Originally published in Automotive News
By Daron Gifford
If you believe some experts, the auto industry as we know it is about to drive off a cliff.
Self-driving vehicles and ride-sharing services are going to upend the idea of traditional vehicle ownership, they say, leading to fewer people owning cars, which will result in a massive drop in overall vehicle sales.
They’re right on the first point. They couldn’t be more wrong on the second.
These bleak, not-so-distant future predictions for automakers and parts makers come courtesy of experts who mostly work on Wall Street or in Silicon Valley.
Their arguments are buttressed, they believe, every time a major automaker announces plant closures and layoffs as a result of a planned pivot toward these new technologies — investments made with no real timetable for a payoff.
And people whose job it is to sell cars are in for an even ruder awakening, or so this line of thinking goes. The number of car dealerships would crater in this scenario, dropping, some predict, by as much as 50 percent by 2025.
Very different future
Many of these things are true: The future of the auto industry is electric, self-driving and highly dependent on ride-sharing. And automakers, suppliers and dealers should be — and already are — preparing for a very different future from what they’ve grown accustomed to over the last half-century. The same goes for consumers.
But proponents of this argument lose me when they say this will all result in a dramatic drop in new-vehicle sales.
Consumer trends may change, who’s doing the buying may change, but we will need cars in the future. A lot of them.
In other words, rumors of the auto industry’s impending demise have been greatly exaggerated. In fact, they’re flat-out wrong. Here’s why: This view of the auto industry has largely been driven by investment analysts who are missing one key point.
They predict the number of vehicles in operation will plummet as shared autonomous vehicles grab more market share, which likely will happen between 2025 and 2037.
On this, again, they’re not wrong. As more people begin using autonomous ride services, and as the vehicles become more efficient, it would follow that the number of vehicles in operation would decrease.
But they shouldn’t be counting vehicles — they should be counting miles.
Life spans
Imagine how long the average vehicle is used today. You drive to work, you drive to school, you drive to the grocery store. Most cars spend more time sitting in a parking lot or at home in a garage than they do on the road.
That won’t be the case with shared autonomous vehicles. Those vehicles will likely spend as much as 10 hours a day on the road covering up to 100,000 miles a year, as opposed to the standard 10,000 that most families put on their vehicles every year.
This is what will become the key driver for how many vehicles will be manufactured and sold each year. Regardless of who is buying them, tomorrow’s vehicles are going to wear out in a shorter period than we’re used to, which means they’ll have to be replaced sooner and more often.
A new vehicle that travels 100,000 miles a year will wear out in two, three or maybe four years.
That contrasts with an average vehicle life span of about 15 years today.
A lot of smart people who analyze the auto industry, and even some who work in the industry, have promoted the narrative of an approaching sales cliff.

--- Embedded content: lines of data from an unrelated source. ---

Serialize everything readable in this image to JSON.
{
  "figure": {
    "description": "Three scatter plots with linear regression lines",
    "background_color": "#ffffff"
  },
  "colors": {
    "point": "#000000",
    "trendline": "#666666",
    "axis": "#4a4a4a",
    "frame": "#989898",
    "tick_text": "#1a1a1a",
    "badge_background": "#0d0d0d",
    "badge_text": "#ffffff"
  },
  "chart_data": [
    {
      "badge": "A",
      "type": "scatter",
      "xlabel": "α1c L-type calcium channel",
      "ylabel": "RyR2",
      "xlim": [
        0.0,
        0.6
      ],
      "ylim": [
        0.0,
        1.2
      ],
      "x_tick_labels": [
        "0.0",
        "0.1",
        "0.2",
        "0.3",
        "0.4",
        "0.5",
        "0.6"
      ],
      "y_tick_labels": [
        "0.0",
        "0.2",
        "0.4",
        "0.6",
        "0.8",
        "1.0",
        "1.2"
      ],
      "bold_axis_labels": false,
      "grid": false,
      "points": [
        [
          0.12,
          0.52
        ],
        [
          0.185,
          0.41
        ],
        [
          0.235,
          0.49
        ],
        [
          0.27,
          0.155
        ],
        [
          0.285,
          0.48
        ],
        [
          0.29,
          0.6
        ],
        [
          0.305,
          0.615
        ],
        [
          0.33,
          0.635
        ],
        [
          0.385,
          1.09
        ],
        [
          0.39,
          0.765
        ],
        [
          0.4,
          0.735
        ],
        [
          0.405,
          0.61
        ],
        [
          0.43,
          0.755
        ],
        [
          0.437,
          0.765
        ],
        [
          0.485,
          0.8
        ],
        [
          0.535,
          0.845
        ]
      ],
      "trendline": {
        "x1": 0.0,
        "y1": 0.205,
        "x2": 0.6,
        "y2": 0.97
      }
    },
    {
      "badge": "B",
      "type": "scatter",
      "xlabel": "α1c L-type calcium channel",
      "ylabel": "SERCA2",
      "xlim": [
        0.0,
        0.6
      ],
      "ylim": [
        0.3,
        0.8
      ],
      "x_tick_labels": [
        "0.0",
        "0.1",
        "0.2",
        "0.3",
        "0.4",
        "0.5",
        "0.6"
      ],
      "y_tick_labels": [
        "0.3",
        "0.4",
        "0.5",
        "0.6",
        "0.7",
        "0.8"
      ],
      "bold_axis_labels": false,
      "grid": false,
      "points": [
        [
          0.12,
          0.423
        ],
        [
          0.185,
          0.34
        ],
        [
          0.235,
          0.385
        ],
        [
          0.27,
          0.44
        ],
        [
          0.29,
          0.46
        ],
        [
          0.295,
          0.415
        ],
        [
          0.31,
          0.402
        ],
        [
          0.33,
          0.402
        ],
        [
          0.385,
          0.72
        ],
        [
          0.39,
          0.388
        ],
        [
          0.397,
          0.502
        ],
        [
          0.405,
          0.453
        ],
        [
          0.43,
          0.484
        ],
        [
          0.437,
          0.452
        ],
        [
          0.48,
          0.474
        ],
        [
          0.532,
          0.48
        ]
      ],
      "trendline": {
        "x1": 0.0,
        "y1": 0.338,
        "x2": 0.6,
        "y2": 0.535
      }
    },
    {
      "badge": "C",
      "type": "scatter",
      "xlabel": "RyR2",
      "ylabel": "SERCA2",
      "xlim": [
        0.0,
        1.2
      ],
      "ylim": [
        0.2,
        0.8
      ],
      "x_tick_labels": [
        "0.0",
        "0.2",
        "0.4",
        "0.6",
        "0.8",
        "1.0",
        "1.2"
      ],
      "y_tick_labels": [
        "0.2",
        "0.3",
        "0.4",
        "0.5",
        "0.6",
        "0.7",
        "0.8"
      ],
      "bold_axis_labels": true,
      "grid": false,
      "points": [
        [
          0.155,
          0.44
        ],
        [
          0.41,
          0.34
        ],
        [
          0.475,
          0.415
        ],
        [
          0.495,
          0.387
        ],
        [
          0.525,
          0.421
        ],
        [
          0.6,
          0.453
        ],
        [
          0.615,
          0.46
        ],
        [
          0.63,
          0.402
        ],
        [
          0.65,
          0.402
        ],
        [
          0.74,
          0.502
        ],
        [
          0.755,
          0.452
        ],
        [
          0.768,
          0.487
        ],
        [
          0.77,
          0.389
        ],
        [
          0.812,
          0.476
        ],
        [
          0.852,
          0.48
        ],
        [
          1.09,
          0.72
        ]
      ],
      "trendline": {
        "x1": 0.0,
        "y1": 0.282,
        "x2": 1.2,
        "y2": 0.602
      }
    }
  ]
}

Instead, they should be thrilled. After years of watching the life cycle of vehicles increase, we’re about to see it cut to an almost unfathomable level.
Soon, all new vehicles will be manufactured, purchased and run to end-of-life within four years.
And those new cars will be replaced by even more new cars, because there won’t be much of a secondary market — after all, how many people are willing to buy a car with 300,000 miles on it?
Changes are afoot for the auto industry, all right. Someday soon, though, more experts will start to realize those changes are for the better, not the worse.
Daron Gifford is the automotive industry consulting leader at accounting firm and consultancy Plante Moran in Detroit.